According to Charles Armstrong, who was the medical officer of Yankton in 1918, Penelope had been the extravagant yacht of Sarah Bernhardt,[1] a well-known French actress.[3] That Bernhardt connection is noted in the United States Coast Guard history on rum runners as being "erroneous" but notes that the vessel had become an American yacht sold to the Navy at the beginning of the Spanish–American War.[4] She was converted to a gunboat by the US Navy and partook in the Spanish–American War serving as a gunboat, admiral's yacht and fleet tender.[4] On 27 November 1903 she sank the steamship in a collision at Norfolk, Virginia. Her Captain at the time was Lt. Castleman.[5]

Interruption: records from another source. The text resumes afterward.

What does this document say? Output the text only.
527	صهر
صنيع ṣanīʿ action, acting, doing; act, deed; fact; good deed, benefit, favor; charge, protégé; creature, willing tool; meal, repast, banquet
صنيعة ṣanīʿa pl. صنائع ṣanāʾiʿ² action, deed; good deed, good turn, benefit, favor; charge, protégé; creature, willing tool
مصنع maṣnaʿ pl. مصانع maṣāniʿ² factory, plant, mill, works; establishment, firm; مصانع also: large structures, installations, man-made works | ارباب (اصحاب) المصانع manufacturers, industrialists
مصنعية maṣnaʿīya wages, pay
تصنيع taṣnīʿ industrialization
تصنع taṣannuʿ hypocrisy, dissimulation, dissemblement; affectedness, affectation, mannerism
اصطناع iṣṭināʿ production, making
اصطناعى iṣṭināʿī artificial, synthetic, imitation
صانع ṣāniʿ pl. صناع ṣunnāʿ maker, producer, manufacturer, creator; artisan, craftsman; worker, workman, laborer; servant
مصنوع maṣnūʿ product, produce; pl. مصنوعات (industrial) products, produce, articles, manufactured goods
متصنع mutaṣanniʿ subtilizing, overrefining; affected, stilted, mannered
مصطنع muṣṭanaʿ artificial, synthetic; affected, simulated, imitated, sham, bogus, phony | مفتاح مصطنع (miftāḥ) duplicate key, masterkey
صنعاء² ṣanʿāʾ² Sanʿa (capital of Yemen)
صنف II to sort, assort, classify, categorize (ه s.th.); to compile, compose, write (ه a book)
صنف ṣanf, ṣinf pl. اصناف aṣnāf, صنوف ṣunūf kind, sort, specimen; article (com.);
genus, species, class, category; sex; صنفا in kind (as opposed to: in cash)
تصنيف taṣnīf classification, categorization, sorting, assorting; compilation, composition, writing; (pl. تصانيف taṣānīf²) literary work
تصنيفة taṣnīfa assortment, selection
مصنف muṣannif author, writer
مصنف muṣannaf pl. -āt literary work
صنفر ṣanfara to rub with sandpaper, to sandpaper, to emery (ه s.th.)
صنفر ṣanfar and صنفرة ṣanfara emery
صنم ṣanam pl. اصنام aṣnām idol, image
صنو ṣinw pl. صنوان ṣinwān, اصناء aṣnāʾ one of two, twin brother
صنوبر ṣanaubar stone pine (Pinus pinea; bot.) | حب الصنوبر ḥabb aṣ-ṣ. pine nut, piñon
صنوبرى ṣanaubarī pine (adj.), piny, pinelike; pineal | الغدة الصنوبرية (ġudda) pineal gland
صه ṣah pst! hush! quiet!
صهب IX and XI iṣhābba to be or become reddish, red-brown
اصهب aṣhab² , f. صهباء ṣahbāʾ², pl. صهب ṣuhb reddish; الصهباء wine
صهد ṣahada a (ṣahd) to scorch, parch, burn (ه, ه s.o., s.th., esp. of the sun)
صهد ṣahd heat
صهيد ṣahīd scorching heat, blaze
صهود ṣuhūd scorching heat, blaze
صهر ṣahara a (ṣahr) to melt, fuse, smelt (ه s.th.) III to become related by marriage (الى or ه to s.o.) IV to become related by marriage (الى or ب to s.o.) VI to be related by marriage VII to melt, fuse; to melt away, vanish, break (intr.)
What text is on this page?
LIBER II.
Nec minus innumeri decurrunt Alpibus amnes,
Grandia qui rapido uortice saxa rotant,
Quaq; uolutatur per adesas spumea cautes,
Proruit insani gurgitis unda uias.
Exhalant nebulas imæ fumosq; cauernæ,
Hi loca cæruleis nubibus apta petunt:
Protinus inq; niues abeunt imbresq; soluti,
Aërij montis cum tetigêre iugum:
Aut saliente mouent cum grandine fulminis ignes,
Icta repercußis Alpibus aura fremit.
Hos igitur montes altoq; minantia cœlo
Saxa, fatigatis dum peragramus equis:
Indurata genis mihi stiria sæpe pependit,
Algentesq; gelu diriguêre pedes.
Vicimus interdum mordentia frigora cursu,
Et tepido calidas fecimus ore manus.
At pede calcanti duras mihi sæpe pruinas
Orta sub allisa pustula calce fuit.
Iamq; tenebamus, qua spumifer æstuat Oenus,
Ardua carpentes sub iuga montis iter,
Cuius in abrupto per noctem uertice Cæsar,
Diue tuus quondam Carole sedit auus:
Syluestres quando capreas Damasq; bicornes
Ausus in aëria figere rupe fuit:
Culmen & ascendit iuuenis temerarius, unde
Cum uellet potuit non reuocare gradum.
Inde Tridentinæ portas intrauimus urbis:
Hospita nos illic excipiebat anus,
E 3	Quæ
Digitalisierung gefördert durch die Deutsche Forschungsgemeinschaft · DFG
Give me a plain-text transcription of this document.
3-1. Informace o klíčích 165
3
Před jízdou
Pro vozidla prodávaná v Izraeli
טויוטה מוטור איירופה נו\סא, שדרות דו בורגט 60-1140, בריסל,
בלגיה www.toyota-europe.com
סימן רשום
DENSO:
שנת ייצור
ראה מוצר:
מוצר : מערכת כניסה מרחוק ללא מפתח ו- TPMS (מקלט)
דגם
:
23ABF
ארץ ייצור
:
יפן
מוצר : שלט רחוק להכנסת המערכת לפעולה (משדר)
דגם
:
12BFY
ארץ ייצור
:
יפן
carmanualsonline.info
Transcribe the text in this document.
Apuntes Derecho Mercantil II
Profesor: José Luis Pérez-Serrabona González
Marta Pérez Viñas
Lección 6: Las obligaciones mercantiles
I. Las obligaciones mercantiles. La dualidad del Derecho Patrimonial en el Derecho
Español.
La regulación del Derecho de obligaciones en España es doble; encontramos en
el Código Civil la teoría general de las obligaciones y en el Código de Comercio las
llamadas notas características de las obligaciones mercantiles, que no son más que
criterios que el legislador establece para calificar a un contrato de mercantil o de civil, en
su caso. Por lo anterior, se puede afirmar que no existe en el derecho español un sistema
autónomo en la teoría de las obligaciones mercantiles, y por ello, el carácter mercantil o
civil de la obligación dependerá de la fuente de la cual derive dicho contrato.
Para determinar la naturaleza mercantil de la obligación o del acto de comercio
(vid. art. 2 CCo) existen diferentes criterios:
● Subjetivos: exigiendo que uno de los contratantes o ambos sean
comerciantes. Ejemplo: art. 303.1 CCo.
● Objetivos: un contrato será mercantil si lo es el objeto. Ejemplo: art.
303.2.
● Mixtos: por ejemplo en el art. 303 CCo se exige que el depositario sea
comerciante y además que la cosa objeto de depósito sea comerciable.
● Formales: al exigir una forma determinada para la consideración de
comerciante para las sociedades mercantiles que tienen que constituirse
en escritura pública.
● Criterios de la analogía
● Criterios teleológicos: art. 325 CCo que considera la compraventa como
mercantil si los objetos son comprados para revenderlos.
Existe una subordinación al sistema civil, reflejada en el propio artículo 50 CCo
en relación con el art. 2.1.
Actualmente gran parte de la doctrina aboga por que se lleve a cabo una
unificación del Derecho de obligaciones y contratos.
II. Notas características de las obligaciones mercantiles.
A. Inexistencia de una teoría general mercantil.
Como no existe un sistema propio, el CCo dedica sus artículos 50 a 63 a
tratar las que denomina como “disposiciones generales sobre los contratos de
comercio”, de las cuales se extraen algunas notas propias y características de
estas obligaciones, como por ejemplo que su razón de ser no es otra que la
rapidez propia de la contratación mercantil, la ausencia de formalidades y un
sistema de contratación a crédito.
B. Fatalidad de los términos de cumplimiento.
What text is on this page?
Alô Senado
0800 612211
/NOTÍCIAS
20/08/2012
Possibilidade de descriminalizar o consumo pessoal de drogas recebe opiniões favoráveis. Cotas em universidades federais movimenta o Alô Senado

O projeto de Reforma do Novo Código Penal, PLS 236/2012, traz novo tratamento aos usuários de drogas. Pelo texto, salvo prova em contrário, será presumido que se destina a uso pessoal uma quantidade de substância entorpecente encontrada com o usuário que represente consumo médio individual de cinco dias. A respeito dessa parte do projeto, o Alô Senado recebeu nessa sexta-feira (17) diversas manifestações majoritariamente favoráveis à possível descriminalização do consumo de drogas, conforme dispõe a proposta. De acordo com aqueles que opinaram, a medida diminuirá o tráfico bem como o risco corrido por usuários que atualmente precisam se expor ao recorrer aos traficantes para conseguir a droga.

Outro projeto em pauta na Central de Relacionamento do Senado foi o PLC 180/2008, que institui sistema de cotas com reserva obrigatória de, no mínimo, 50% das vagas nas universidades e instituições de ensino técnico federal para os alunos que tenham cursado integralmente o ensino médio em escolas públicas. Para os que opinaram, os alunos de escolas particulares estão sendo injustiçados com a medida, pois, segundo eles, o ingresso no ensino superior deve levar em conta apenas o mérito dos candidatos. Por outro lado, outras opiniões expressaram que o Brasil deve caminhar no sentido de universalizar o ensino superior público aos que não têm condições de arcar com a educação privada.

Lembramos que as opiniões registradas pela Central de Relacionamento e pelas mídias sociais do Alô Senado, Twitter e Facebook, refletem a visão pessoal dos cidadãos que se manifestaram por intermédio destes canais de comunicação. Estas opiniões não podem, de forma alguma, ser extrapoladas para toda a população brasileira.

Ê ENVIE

Yankton accompanied the Navy's Great White Fleet on the "round the world cruise" as a fleet tender in 1907–1908 and was at Veracruz during the 1914 crisis there.[4] In World War I she headed for Gibraltar to join the Patrol Forces protecting Allied shipping from German U-boats, and she came under hostile fire during combat. Yankton was sold in 1921.[4]
The vessel was libeled and sold by the British Admiralty Court in Nassau, Bahamas then seized and sold again within weeks.[4] A crew of mixed nationality, described as "motley" and "buccaneers" was recruited in Havana where 8,000 cases of grain alcohol valued at $500,000 and Cuban tobacco was placed aboard, ostensibly destined for St. Pierre with actual destination being "Rum Row" with sales along the coast on the way.[4] The vessel was at times termed "The Queen of Rum Row" but fell on very hard times and being swindled of much of her cargo.[4] Eventually, out of fuel and money, steam was raised by chopping up interior woodwork and on 23 May 1923 the master surrendered to customs agents at the quarantine anchorage in New York.[4] [6] Free again the ship ran aground on Nixes Mate in Boston harbor during a January snowstorm.[4] The ship was broken up at Boston during the summer of 1930.